Tanto basta per assistere alla sollevazione, contro i vertici di viale Aldo Moro, da parte dell’intera filiera di produttori e commercianti della mortadella: dagli agricoltori ai macellai; dai cuochi ai ristoratori; dai panificatori alle sfogline. Tutti a dire che “la mortadella non fa male” e che, anzi, è uno degli insaccati “con minor presenza di grasso”.

Di fronte alle pressioni delle categorie, la Regione è dovuta correre ai ripari.

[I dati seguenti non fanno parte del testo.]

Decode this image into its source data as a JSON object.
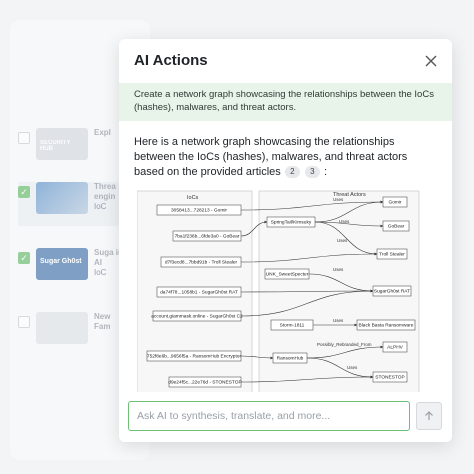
{
  "modal": {
    "title": "AI Actions",
    "prompt": "Create a network graph showcasing the relationships between the IoCs (hashes), malwares, and threat actors.",
    "answer_text": "Here is a network graph showcasing the relationships between the IoCs (hashes), malwares, and threat actors based on the provided articles",
    "answer_suffix": ":",
    "citations": [
      "2",
      "3"
    ]
  },
  "input": {
    "placeholder": "Ask AI to synthesis, translate, and more..."
  },
  "background_list": {
    "items": [
      {
        "title": "Expl",
        "tag": "",
        "checked": false
      },
      {
        "title": "Threa engin",
        "tag": "IoC",
        "checked": true
      },
      {
        "title": "Suga in AI",
        "tag": "IoC",
        "checked": true
      },
      {
        "title": "New Fam",
        "tag": "",
        "checked": false
      }
    ],
    "thumb_labels": [
      "SECURITY HUB",
      "Sugar Gh0st"
    ]
  },
  "graph": {
    "ioc_group_label": "IoCs",
    "actor_group_label": "Threat Actors",
    "iocs": [
      "3058413...728213 - Gomir",
      "7ba1f236b...6fde3a0 - GoBear",
      "d7f3ecd8...7bbd91b - Troll Stealer",
      "da74f78...1058b1 - SugarGh0st RAT",
      "account.giammask.online - SugarGh0st C2",
      "752f8e6b...9656f5a - RansomHub Encryptor",
      "d9e24f5c...22e76d - STONESTOP"
    ],
    "actors": [
      "SpringTail/Kimsuky",
      "UNK_SweetSpecter",
      "Storm-1811",
      "RansomHub"
    ],
    "malwares": [
      "Gomir",
      "GoBear",
      "Troll Stealer",
      "SugarGh0st RAT",
      "Black Basta Ransomware",
      "ALPHV",
      "STONESTOP"
    ],
    "edge_label_uses": "Uses",
    "edge_label_rebranded": "Possibly_Rebranded_From"
  }
}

Gli assessori alla Sanità e all’Agricoltura, Carlo Lusenti e Tiberio Rabboni, in un comunicato hanno tenuto a precisare che “le linee guida regionali costituiscono un indirizzo e non un obbligo” e che sulla mortadella è stato fatto “molto rumore per nulla”, perchè la delibera “non la sconsiglia affatto”.

La Regione rivendica però lo spirito delle linee guida, il cui obiettivo era di “suggerire la moderazione nelle quantità e la corretta informazione sulle proprietà degli alimenti”. In altre parole, spiegano gli assessori, “conciliare l’educazione al consumo dei prodotti tipici e tradizionali dell’Emilia-Romagna con la corretta ed equilibrata alimentazione”.